Author: Ahwesh, Peggy/Sanborn, Keith, Eds.
Pub Date: 01 Mar 2008
Publisher: Ediciones la Calavera
Cultural Writing. Essays. Literary Criticism. Dziga Vertov's 'Man With a Movie Camera' is widely regarded as the definitive modernist statement in film. What fate awaits it – and you, devoted reader -in the current era of political disarray and highspeed wireless traffic? This collection - over four years in the making – devoted to just a single frame of film may reveal the answer. This is the Special Jubilee Edition of VERTOV FROM Z TO A in honor of the 90th Anniversary of the October Revolution.
Contributors include Abu Ali, Bruce Andrews, Yann Beauvais, Ericka Beckman, Walter Benjamin, Diane Bertolo, Francois Bucher, Edwin Carels, Abigal Child, Ludovic Cortade, Brian Frye, Joy Garnett, Marina Grzinic, Michelle Handelman, Peter Hitchcock, Robert Kelly, Marina de Bellagente LaPalma, David Larcher, Barbara Lattanzi, Les LeVeque, David Levi Strauss, Jeanne Liotta, Laura U. Marks, Julie Murray, Kristin Prevallet, Cathy Nan Quinlan, Melissa Ragona, John David Rhodes, Jason Simon, John Smith, Michael Smith, Allan Sondheim, Caspar Stracke, Beatrus van Agt, Mercedes Vincente, William C. Wees, Peter Lamborn Wilson, Ghen Zando-Dennis and Thomas Zummer.
'Vertov's Accident' (Or, 'The Paint Still')
--Joy Garnett (Ca. Autumn 2003, NYC)
I'VE BEEN LIVING WITH Vertov's mystery image. At first, I didn't think much of it, I just set it to my desktop wallpaper so I would see it every day. Later on I blew it up and printed it out. Rumpled copies of it have lain scattered on various surfaces for months, in the studio, at work, on the floor, under stacks of mail and other things. I've grown used to seeing it around.
I thought I should do some homework, that it might be a good thing to know where this image comes from. Never having seen Vertov's film, I ordered it on video, but I found myself avoiding every chance to watch it. I guess I don't want to know - I've become attached to my own feelings about the image. Knowing what it's supposed to be would certainly spoil it for me.
Mystery aside, the "mystery still" has a certain obviousness: it implies speed, movement, a shiny wetness. Perhaps all that adds up to suggest is a lack of control, some slapstick moment when the camera - the head - is left spinning like a top, the very image of vertigo. Or it could be one of those hilariously skiddy cartoon incidents: the whirling of the Tasmanian Devil, or, if you turn the image sideways, Wile E. Coyote plummeting for the -nth time off a towering precipice, trailing vertical lines but minus the little puffs of air.
Once tipped on its side, the image again reveals itself as the impossibly long gleaming hair of the Breck Girl, seen at close range; or maybe it's a wide, nylon paintbrush, the kind you use for walls. Something with a natural wave.

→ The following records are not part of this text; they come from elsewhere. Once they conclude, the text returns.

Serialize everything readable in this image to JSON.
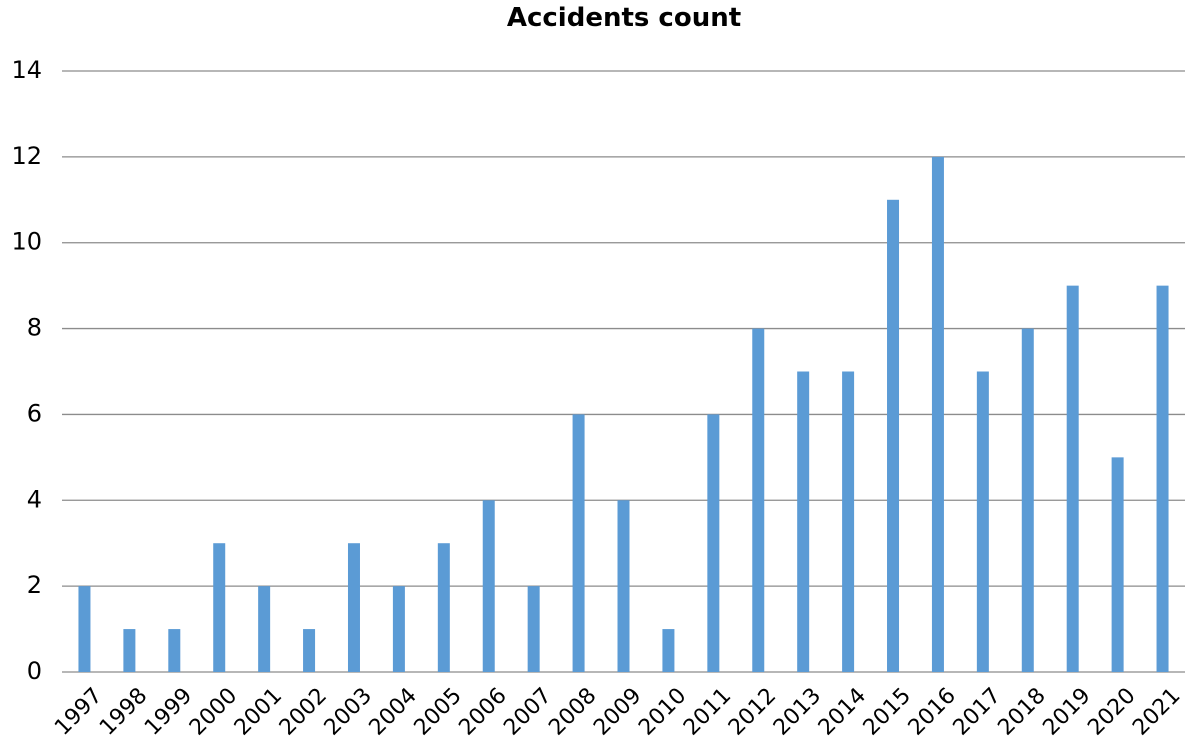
{
  "chart_data": {
    "type": "bar",
    "title": "Accidents count",
    "categories": [
      "1997",
      "1998",
      "1999",
      "2000",
      "2001",
      "2002",
      "2003",
      "2004",
      "2005",
      "2006",
      "2007",
      "2008",
      "2009",
      "2010",
      "2011",
      "2012",
      "2013",
      "2014",
      "2015",
      "2016",
      "2017",
      "2018",
      "2019",
      "2020",
      "2021"
    ],
    "values": [
      2,
      1,
      1,
      3,
      2,
      1,
      3,
      2,
      3,
      4,
      2,
      6,
      4,
      1,
      6,
      8,
      7,
      7,
      11,
      12,
      7,
      8,
      9,
      5,
      9
    ],
    "color": "#5b9bd5",
    "ylim": [
      0,
      14
    ],
    "yticks": [
      0,
      2,
      4,
      6,
      8,
      10,
      12,
      14
    ],
    "grid": true
  }
}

Sometimes the image feels like a straight photograph, especially since we regard it through its black frame, an instant mechanically reproduced without the aid of the hand. It suggests the slippery filming of some wet stretch of road at night, the reflective glare of headlights. It must be a photograph of an accident, possibly taken by accident.
But speaking of natural waves: couldn't this be a detail from one of Vija Celmins' ocean surfaces, so strikingly regular in its irregularity? Or possibly it's a small section from a Gerhard Richter abstraction - those monumental squeegeed surfaces - bringing to mind the idea of effacement as well as of movement, the queasy quality of a partly erased blackboard.
Which brings me to how the image actually functions for me: as a painting. Painting as artifice, supplying the feeling of movement when there is none, extending the promise of light, if only one passes swiftly through the closing darkness. And as with a Richter, though one may be thrilled by sensual presence, one senses the overwhelming absence of something as well, and hence the bite of the enduring conflict between material and immaterial. Something has been scraped away from the surface in a violent swoop - something that will forever remain unknown. While this film still, plucked from Vertov's movie, is clearly not made of paint, it contains all the aggressive ambiguity of paint in just one frame: tragedy turned slapstick; violent accident revealed as art...
...And just as I was thinking that, I could no longer deny the obvious. As when one regards a painting, so much of one's response comes from inside one's own head - all of the above, in fact. It's just stuff that I've brought to the table myself, not contained anywhere within this image after all. So I may never want to see Vertov's movie; it would probably be a downer now that I think of it. Seeing it now would just rub it in; how crazy I must have been to imagine even for an instant that this disembodied frame might reveal in its mute way some kind of fleeting redemption.